It sounds like a surefire, slam-dunk trade for stock investors playing defense: ETFs that will bet on equity markets without — the pitch says — going down.
Calamos Investments filed Monday for so-called "structured-protection" exchange-traded funds that will track a portion of the returns of the S&P 500, Nasdaq 100 and Russell 2000 while hedging 100% of the downside via the options market, according to a Monday filing.
The first fund launching within the suite is the Calamos S&P 500 Structured Alt Protection ETF, which aims to match the price return of the SPDR S&P 500 ETF Trust (ticker SPY) up to a cap of 9.20% to 9.65%.
The catch: Investors looking to reap the full protection will need to buy it on launch day — May 1, 2024 — and hold it, come rain or shine, through April 30, 2025. After that, a new defined period of cover kicks in.
CPSM, like others in the upcoming ETF lineup, will primarily invest its assets in derivatives by buying and selling a combination of call and put options to cushion against market volatility, according to the fund's prospectus.

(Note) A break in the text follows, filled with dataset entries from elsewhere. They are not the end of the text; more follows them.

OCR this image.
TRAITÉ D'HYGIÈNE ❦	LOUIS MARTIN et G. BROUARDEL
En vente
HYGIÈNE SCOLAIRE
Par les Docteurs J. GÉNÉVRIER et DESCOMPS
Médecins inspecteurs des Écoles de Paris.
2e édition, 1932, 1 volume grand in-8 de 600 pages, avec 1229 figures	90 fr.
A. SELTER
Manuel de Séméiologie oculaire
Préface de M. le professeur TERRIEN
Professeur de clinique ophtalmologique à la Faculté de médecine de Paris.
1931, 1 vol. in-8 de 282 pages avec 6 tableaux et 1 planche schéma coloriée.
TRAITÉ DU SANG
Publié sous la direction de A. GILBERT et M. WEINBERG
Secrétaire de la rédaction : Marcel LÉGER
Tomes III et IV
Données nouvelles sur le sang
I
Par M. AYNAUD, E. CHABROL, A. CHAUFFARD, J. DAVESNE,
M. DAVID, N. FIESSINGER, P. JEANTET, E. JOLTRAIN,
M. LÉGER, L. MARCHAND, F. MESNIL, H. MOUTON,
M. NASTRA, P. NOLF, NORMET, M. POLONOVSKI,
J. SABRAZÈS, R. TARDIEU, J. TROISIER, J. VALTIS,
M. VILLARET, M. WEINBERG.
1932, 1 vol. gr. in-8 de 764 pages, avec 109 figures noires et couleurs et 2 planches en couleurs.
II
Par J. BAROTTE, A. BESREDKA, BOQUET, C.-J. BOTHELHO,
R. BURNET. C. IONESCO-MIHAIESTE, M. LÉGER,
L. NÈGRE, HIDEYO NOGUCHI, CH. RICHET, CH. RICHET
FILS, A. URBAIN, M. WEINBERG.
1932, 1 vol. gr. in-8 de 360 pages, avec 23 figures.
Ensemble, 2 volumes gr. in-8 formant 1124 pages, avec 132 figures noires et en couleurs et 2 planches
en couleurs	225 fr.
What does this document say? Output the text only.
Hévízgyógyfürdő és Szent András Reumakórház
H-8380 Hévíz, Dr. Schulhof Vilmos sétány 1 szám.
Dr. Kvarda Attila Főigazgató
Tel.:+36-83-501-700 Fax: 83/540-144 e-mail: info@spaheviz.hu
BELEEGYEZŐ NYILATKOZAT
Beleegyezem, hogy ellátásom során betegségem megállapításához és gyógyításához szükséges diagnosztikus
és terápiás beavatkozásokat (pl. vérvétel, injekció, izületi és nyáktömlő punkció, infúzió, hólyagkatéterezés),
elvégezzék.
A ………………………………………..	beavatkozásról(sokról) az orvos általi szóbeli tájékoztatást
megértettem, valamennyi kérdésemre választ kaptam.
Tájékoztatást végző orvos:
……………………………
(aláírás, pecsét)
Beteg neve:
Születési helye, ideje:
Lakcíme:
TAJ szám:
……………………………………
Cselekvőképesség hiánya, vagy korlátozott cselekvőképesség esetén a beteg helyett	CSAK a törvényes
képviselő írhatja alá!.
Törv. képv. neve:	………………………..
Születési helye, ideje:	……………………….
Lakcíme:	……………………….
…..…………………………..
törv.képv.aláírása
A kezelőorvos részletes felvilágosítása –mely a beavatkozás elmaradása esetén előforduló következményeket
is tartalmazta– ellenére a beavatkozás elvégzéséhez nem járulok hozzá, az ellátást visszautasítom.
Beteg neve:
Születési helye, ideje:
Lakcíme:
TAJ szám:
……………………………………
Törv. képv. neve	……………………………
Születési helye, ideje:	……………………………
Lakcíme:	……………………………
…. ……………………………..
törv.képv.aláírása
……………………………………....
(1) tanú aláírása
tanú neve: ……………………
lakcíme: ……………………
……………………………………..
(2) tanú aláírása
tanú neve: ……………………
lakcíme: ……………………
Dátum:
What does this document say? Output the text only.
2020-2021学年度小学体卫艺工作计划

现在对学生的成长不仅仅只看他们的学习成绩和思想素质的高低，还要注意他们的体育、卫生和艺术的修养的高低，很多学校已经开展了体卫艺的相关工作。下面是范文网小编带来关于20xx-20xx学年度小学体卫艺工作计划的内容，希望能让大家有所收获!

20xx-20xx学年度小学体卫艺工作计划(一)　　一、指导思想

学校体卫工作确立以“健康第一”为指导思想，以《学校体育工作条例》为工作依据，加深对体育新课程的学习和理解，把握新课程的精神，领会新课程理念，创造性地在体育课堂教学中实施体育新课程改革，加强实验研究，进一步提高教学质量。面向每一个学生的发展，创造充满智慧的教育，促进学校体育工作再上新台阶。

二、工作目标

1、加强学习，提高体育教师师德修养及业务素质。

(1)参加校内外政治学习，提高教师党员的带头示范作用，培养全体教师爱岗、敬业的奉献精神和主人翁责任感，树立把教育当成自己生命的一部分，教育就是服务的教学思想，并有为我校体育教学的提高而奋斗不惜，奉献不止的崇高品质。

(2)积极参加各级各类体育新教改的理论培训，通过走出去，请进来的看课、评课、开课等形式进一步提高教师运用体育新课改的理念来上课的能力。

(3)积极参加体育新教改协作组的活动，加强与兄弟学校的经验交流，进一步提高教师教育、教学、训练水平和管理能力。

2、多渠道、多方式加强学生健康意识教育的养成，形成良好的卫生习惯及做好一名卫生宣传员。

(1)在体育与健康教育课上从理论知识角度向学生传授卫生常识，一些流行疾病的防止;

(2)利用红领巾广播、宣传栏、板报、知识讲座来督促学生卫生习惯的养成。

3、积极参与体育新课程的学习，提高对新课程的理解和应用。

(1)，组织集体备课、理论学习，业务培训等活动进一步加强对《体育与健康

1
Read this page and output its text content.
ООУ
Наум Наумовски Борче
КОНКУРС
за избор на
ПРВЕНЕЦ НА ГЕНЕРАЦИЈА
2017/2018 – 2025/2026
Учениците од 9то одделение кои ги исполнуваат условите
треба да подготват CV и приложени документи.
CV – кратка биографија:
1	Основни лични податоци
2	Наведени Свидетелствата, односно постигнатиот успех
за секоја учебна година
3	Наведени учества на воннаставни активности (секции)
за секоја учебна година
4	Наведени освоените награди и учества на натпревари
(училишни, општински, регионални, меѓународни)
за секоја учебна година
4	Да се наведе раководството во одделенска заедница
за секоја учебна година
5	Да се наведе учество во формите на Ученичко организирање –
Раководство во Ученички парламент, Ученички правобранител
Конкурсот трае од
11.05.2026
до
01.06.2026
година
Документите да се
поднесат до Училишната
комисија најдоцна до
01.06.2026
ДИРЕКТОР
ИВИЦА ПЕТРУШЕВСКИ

A regulatory filing notes there's no guarantee the fund will be successful in providing the much sought-after downside protection.
"With risk-free rates north of 5% today, options-based product issuers are able to deliver meaningful upside participation with 100% capital protection," said Matt Kaufman, head of ETFs at Calamos. "For those issuing 'protective' products, the cost of hedging by selling an option — or series of options — to offset the premium to buy a protective put becomes cheaper as rates rise."
Assessing Appetite
Issuers are testing demand for funds that offer equity exposure and downside protection as investors grapple with elevated rates volatility.
The Innovator Equity Defined Protection ETF (TJUL), which provides 100% downside protection over a two-year outcome period, has grown to $230 million since launching in July.